I’ve always seen myself as a by-the-book kind of person. I admit to “tsk-ing” at people who do not form a line or that scribble outside the bubble on tests or pull through parking spaces.
Why, you ask? Could be years of Catholic school. Could simply be in my DNA (looking fondly at you, mom). Could also be that I spent most my life planning on becoming a chemical engineer—guided by mathematical formulas and scientific laws.
However, I can look back at my life and career and see some distinct ways in which I’ve tossed that book out the window. I’ve had to make my own paths, none were laid down for me. And, I’ve had to really stretch myself in order to head down those paths.
When I say stretch myself I mean that I wasn’t due for a promotion or role change, but I went ahead and suggested myself for them. And, I could have kept doing what I had always been doing—mildly content in my comfort zone—but I took some fairly abrupt turns along my path in order to grow and find something that made me truly happy.
So, without fully realizing it and without it being a very natural instinct, I had found the benefits of embracing flexibility and scribbling outside the lines.
When I was halfway through college, I realized I didn’t want to be an engineer anymore. I had to make a hard choice, likely disappoint my parents and try something totally new. And, I had no idea if I’d succeed.
I switched to economics and started working in the advertising department of the school paper and that combination became the foundation for my path in advertising. When I graduated I started in account services at a local agency. And, I threw that thermodynamics book as far out the window as possible while speeding down this new path.
A few years later when I realized account services wasn’t quite right for me, I approached the company owner and my creative director with a crazy idea to let me be their studio artist while I went back to school for a degree in design.
Design—I swooned and knew I had finally found my heart’s true desire.
That decision meant I had to start all over—school, career path, life. But, that one decision eventually led me to a promotion, opportunities to travel, and honors and recognition. I learned that if I try something new and even a little scary, something pretty magical could come out of it.
I landed at Punch years later as a designer. When Punch did quite a pivot of its own a couple years ago, I saw an awesome opportunity. I wanted to help ease the transition and also increase my involvement in the company, so I suggested a new position and myself for it. Thankfully, Charlie had faith in me and I became the Creative Department Manager.
I can admit now that this transition may have been even harder than calling my mom to tell her I was not going to be an engineer. I also admit that many times I looked in the mirror and thought, what have I gotten myself into? Someone is going to figure out that I’m terrified and don’t belong here and am a nervous sweater.
Now, several years in, I realize it has been all about adaptation again. Leadership is made up of new boundaries, new relationships, and is completely fluid. So, while I took a big leap, I can look back, see that I conquered those fears, and learned the value of seeking more than a right or wrong answer.
Throwing the book out once again (meaning a tangible printed piece with exact specs and guidelines), Punch moved into the world of web design—a place where there are no page boundaries or trim sizes, no limits on number of inks, and there isn’t even a clear answer on what size to set your images up as. The web is one of those mythical creatures that keeps morphing. Constantly. Really, really fast.
So, while my path up until now has been unusual, I can see that it has all kind of come together to set me up for this latest challenge—guiding a team into the digital realm. I can feel confident about changing landscapes and uncertainty and new relationships. The unique part of this new path, however, is that it is not a personal journey that I’m on. I’m responsible for adapting an entire team, and I get to share the magic that can come out of that flexibility.

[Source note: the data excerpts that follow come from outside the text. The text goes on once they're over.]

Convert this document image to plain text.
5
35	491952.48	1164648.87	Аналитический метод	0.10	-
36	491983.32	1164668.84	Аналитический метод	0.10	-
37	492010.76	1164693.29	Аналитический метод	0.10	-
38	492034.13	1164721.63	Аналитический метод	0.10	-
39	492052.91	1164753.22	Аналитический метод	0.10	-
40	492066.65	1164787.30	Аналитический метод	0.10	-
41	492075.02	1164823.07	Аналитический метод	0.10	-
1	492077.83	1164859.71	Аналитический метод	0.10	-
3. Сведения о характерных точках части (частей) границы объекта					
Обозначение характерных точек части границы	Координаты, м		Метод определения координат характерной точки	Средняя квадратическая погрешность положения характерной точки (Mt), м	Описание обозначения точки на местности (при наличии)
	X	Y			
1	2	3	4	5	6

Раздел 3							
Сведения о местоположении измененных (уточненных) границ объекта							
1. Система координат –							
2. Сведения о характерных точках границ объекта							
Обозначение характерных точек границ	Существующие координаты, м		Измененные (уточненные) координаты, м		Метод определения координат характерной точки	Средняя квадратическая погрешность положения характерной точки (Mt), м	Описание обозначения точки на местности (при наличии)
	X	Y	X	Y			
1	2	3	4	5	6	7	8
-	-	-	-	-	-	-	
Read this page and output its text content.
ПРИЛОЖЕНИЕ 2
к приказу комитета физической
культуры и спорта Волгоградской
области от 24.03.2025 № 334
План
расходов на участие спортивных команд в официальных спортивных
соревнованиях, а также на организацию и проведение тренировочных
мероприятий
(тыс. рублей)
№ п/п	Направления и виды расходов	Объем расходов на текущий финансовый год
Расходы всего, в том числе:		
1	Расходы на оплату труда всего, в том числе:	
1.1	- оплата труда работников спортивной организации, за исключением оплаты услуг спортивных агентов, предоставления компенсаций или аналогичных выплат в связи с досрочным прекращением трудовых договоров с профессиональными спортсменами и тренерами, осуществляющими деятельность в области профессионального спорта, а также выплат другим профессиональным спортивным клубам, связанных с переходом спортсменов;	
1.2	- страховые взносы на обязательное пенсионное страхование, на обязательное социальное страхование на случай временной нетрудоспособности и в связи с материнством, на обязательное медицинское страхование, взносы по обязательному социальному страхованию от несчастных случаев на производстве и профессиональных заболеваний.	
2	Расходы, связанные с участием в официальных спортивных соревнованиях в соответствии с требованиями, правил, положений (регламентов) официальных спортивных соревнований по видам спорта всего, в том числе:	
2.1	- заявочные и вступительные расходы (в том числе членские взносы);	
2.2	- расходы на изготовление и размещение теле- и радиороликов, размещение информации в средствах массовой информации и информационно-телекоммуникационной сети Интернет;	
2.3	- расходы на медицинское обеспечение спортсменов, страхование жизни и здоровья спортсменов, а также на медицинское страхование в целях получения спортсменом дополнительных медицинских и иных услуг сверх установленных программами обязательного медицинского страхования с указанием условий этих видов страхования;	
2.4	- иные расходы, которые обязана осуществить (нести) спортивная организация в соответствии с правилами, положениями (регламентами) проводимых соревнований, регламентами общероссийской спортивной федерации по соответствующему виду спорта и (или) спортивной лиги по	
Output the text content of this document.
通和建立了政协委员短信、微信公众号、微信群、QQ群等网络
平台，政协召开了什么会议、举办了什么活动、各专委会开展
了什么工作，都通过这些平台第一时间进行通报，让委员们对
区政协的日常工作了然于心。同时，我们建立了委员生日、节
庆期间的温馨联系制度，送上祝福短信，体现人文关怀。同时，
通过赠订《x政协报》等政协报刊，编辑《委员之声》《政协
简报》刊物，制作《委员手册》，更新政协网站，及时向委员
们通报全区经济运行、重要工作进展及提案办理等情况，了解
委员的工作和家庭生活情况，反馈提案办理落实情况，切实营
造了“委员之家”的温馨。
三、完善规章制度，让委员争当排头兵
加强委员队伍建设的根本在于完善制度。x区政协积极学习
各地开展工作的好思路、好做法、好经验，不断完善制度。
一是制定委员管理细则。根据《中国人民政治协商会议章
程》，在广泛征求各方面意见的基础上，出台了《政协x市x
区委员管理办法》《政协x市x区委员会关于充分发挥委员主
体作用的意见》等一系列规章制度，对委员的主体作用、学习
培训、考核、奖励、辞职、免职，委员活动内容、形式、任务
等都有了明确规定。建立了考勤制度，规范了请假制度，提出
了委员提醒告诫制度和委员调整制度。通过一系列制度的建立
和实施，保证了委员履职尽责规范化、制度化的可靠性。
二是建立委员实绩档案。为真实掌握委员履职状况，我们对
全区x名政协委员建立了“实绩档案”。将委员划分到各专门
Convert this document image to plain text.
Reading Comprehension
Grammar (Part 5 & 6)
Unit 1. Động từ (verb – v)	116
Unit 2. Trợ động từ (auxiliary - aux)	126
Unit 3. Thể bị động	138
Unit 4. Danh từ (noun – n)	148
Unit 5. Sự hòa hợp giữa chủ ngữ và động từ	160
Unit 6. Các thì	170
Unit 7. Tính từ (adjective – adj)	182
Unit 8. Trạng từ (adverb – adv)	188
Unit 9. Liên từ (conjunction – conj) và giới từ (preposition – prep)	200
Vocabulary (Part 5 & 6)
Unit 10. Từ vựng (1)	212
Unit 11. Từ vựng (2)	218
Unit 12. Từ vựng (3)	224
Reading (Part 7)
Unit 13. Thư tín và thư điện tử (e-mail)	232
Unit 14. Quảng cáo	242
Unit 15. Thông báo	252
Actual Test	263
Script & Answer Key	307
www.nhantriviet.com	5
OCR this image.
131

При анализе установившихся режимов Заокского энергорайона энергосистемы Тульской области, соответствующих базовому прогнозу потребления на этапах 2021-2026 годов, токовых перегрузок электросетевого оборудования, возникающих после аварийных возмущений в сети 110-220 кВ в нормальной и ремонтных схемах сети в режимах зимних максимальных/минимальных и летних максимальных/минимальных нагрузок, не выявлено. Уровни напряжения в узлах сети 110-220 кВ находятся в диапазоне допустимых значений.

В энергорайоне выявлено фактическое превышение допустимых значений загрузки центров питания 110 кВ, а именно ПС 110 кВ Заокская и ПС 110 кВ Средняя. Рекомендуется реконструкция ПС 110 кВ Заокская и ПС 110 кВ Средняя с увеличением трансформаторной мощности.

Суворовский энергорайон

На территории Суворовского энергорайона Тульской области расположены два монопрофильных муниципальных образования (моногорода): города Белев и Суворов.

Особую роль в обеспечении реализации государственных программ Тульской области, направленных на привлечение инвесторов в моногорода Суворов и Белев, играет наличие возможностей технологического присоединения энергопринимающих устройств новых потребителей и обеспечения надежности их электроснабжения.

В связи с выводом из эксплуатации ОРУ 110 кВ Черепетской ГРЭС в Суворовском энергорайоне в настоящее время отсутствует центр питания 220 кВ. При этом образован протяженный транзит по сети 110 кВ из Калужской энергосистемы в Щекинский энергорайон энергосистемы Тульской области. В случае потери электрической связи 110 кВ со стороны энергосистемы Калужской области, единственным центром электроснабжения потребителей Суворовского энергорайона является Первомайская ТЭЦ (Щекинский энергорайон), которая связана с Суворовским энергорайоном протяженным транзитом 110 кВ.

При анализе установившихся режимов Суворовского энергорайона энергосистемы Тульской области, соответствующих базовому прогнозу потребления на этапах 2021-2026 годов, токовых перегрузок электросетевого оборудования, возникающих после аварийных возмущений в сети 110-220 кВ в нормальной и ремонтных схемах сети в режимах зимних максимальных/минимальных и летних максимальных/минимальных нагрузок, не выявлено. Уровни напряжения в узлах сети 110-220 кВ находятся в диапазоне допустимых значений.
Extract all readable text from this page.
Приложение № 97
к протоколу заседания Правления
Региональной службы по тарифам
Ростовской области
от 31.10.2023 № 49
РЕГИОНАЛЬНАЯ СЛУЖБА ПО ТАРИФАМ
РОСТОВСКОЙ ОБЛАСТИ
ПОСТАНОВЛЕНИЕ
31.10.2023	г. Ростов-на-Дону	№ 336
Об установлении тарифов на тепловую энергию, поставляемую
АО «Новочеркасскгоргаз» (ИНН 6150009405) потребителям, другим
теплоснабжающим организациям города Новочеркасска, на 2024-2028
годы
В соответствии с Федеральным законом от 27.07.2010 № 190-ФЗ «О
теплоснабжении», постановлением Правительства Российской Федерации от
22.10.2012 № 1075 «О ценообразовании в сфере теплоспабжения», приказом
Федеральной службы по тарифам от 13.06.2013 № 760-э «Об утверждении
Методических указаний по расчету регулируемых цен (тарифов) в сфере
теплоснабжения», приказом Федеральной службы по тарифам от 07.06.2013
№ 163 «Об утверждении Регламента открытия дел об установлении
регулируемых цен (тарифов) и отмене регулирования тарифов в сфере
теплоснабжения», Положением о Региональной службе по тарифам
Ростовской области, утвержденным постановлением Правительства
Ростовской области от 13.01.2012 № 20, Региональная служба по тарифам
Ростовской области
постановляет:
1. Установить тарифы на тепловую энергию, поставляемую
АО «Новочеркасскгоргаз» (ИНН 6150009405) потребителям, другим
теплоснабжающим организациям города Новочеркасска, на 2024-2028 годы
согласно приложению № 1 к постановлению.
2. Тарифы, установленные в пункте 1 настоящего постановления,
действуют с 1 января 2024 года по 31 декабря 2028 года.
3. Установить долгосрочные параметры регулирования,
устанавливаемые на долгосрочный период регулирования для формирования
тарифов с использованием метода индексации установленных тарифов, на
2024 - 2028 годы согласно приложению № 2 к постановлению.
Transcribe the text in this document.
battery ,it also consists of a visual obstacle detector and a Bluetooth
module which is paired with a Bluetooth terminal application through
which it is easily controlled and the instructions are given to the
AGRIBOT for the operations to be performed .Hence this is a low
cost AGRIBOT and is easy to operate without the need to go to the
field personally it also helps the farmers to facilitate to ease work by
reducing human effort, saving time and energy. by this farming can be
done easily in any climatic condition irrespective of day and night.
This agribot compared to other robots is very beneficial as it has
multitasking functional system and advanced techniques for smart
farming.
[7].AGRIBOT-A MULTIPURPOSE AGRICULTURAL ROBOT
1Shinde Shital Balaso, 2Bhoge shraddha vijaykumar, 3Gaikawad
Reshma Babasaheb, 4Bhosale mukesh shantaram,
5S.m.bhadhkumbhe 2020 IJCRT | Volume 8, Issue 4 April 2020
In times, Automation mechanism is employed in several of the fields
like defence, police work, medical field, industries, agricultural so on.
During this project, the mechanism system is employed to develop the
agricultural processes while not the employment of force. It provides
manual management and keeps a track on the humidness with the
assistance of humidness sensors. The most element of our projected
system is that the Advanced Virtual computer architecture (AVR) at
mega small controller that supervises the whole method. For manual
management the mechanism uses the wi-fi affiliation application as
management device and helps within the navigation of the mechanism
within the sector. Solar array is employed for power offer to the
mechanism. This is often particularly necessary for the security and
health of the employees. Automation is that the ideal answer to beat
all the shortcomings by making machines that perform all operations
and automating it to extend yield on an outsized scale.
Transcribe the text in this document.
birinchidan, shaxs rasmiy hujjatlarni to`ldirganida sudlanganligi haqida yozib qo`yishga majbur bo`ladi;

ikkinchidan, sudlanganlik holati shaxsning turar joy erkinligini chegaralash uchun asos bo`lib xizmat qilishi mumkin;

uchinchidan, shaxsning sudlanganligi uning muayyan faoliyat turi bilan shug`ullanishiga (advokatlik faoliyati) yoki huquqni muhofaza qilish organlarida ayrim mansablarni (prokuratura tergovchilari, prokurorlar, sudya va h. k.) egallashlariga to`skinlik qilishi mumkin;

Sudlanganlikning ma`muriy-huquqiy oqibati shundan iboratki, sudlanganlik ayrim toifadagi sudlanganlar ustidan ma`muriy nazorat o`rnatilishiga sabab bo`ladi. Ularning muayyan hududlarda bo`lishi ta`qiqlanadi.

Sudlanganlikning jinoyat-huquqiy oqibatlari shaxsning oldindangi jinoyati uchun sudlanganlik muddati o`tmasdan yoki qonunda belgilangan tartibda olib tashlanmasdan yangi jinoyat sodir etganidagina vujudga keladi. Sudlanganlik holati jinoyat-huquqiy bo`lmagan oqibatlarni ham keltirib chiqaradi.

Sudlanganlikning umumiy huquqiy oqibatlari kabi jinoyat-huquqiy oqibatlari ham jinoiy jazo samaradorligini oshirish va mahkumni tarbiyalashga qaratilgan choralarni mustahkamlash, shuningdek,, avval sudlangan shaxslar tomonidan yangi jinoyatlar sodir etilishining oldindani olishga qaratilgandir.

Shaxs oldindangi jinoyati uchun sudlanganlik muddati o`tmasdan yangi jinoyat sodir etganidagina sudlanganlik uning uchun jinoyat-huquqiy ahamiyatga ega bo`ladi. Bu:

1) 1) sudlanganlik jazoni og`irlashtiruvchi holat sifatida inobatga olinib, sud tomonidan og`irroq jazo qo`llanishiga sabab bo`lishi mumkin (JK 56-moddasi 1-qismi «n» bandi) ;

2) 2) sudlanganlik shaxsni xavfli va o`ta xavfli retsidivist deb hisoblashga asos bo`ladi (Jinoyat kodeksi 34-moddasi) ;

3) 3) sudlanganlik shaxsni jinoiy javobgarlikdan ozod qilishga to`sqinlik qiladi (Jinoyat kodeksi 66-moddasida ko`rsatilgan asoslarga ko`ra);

Honestly, I’ve been amazed at what we’ve done in a relatively short period of time. Our site designs have drastically changed for the better. And we’re still very much evolving—we’re stepping up with wireframing, designing based on content strategy, and focusing on ideal user experiences.
But, it’s been really hard getting there—involving passionate conversations, breaking old layout habits, embracing uncertainty of devices, accepting that we need to understand code. The design and web teams had totally different ideas and expectations about the web design process, but we are finally starting to talk the same language. And, our process now allows us to engage on a much deeper level with our clients—which is new and exciting, and maybe a little scary too.
So, if you’re on 14th street, look out for books flying right out our windows. As we’re adapting and responding to this new medium, I’m realizing, once again, that the things we’re creating are more magical than ever.